Rate control: Based on network load, loss trend, and ACK bitrate, three rate‑control states (RC Decr, RC Hold, RC Incr) produce an RC estimate, which is combined with loss information to yield the final bandwidth estimate.

If loss rate is below a low threshold, the final estimate is θ × RC (θ > 1.0, adjusted by RTT). If loss is high and in LossIncr for a sustained period, the ACK bitrate becomes the final estimate; otherwise, the RC estimate is used.

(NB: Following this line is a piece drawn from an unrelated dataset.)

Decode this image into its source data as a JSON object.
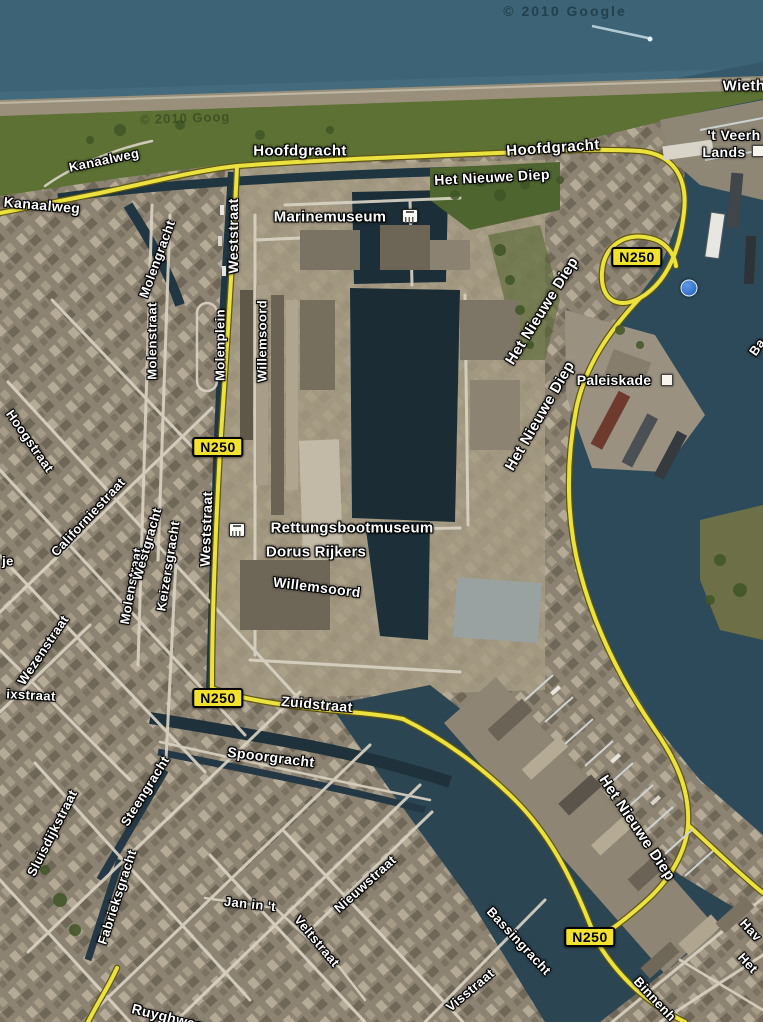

For deep‑buffer networks, the delay‑based algorithm can quickly detect congestion and provide accurate estimates. For shallow‑buffer networks, delay changes are minimal, so loss‑based information must be incorporated.

Bitrate Allocation

The upper limit of the bandwidth estimate is set to the video’s maximum recommended bitrate (derived from resolution, frame rate, etc.). When no loss occurs, the entire estimated bandwidth is allocated to encoding. When loss is present, Forward Error Correction (FEC) and retransmission (NACK) are added, so the sum of FEC + retransmission + encoding bitrate must not exceed the bandwidth estimate, otherwise congestion worsens.

A dynamic upper‑limit strategy monitors the ratio of total sent bitrate to encoding bitrate, smooths it, and multiplies the result by the recommended maximum to obtain a new upper bound, updating with a fast‑rise, slow‑fall policy.

Paced Sending

Paced sending uses a token‑bucket rate‑limiter to control the sending speed of all RTP packets (media, FEC, retransmission). Packets are placed in a priority queue; a timer updates a budget based on the bandwidth estimate and a pacer coefficient. When the budget is positive, packets are sent and the budget is consumed; when it reaches zero, sending pauses.

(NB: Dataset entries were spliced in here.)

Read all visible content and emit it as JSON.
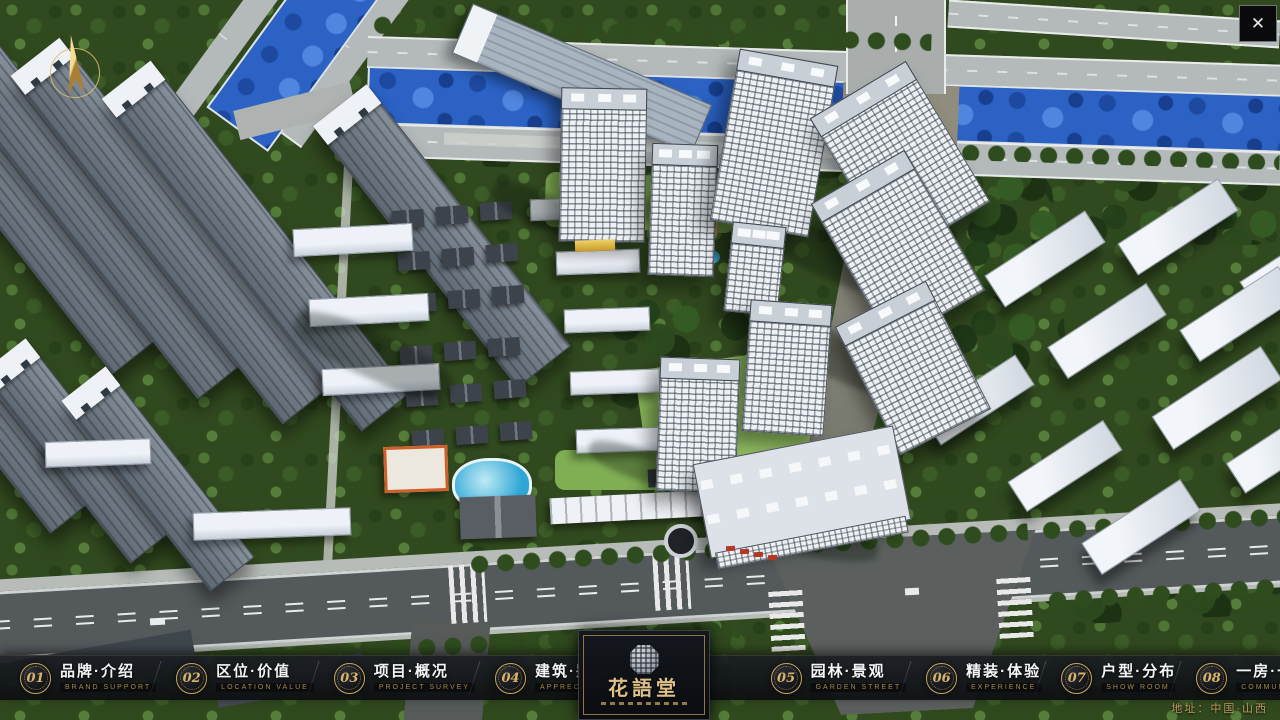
{
  "window": {
    "close_icon": "✕"
  },
  "map": {
    "address_label": "地址：中国·山西"
  },
  "brand": {
    "name": "花語堂"
  },
  "menu": {
    "items": [
      {
        "number": "01",
        "label": "品牌·介绍",
        "caption": "BRAND SUPPORT"
      },
      {
        "number": "02",
        "label": "区位·价值",
        "caption": "LOCATION VALUE"
      },
      {
        "number": "03",
        "label": "项目·概况",
        "caption": "PROJECT SURVEY"
      },
      {
        "number": "04",
        "label": "建筑·鉴赏",
        "caption": "APPRECIATION"
      },
      {
        "number": "05",
        "label": "园林·景观",
        "caption": "GARDEN STREET"
      },
      {
        "number": "06",
        "label": "精装·体验",
        "caption": "EXPERIENCE"
      },
      {
        "number": "07",
        "label": "户型·分布",
        "caption": "SHOW ROOM"
      },
      {
        "number": "08",
        "label": "一房·一景",
        "caption": "COMMUNITY"
      }
    ]
  },
  "colors": {
    "gold_accent": "#c8a75d",
    "bar_background": "#14161a",
    "river_blue": "#2b62c4"
  }
}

The pacer coefficient determines smoothing strength: a coefficient of 1.0 means strict adherence to the bandwidth estimate, minimizing burst impact and improving utilization, but may add a small pacer delay. Variations in I‑frame size, scene changes, and extra FEC/retransmission traffic cause queue rate fluctuations, so the coefficient must balance pacer delay, congestion delay, bandwidth utilization, and overall QoE.

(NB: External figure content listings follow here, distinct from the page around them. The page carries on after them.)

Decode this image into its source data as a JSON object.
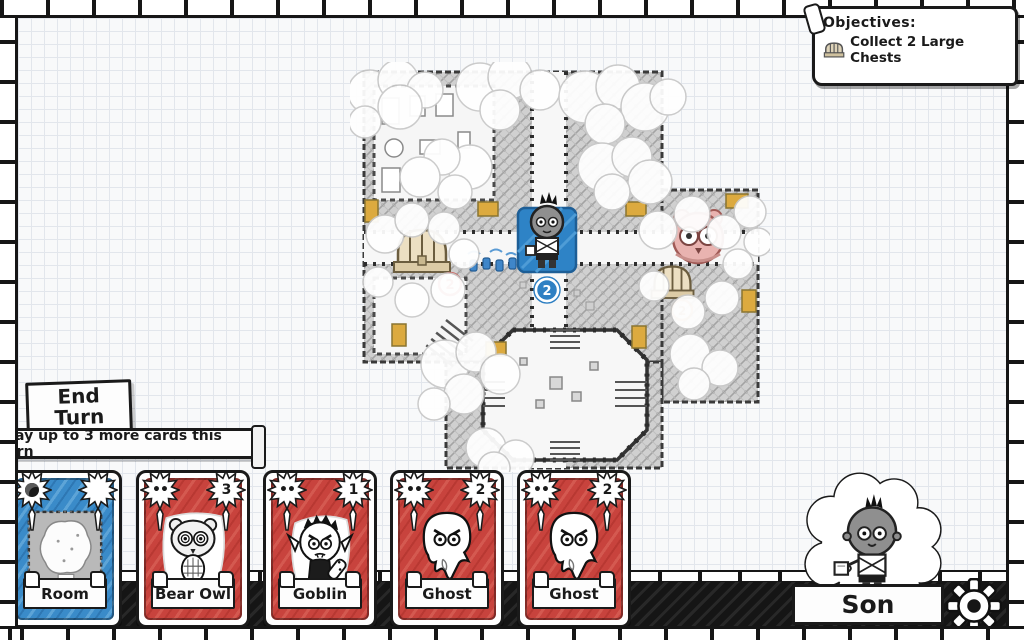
{
  "objectives": {
    "title": "Objectives:",
    "items": [
      {
        "icon": "large-chest-icon",
        "label": "Collect 2 Large Chests"
      }
    ]
  },
  "turn": {
    "end_turn_line1": "End",
    "end_turn_line2": "Turn",
    "banner_text": "Play up to 3 more cards this turn"
  },
  "hand": {
    "cards": [
      {
        "name": "Room",
        "kind": "room",
        "cost": "",
        "color": "#3a8bc9"
      },
      {
        "name": "Bear Owl",
        "kind": "monster",
        "cost": "3",
        "color": "#c8433d"
      },
      {
        "name": "Goblin",
        "kind": "monster",
        "cost": "1",
        "color": "#c8433d"
      },
      {
        "name": "Ghost",
        "kind": "monster",
        "cost": "2",
        "color": "#c8433d"
      },
      {
        "name": "Ghost",
        "kind": "monster",
        "cost": "2",
        "color": "#c8433d"
      }
    ]
  },
  "map": {
    "player_move_badge": "2",
    "left_chest_badge": "2",
    "right_chest_badge": "2"
  },
  "hero": {
    "name": "Son"
  },
  "icons": {
    "monster_attack_dots": "••",
    "objective_chest": "large-chest-icon",
    "settings": "gear-icon"
  },
  "colors": {
    "card_red": "#c8433d",
    "card_blue": "#3a8bc9",
    "tile_highlight_blue": "#2e83c6",
    "door_gold": "#dcaa3f",
    "paper": "#f8f9fa"
  }
}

Dynamic Pacer Coefficient Strategy

When bandwidth is limited, the smoothing coefficient is set smaller and adjusted based on queue delay; when bandwidth is abundant, the coefficient is larger, with the current bandwidth estimate and recent congestion observations used to decide if bandwidth is constrained.

Conclusion

The article presented NetEase Cloud Communication’s QoS congestion‑control strategy, covering bandwidth‑estimation algorithms, bitrate allocation, and paced‑sending techniques. By balancing QoE metrics such as latency, stutter, and bandwidth utilization, these methods enable low‑delay, low‑stutter, high‑utilization audio‑video experiences.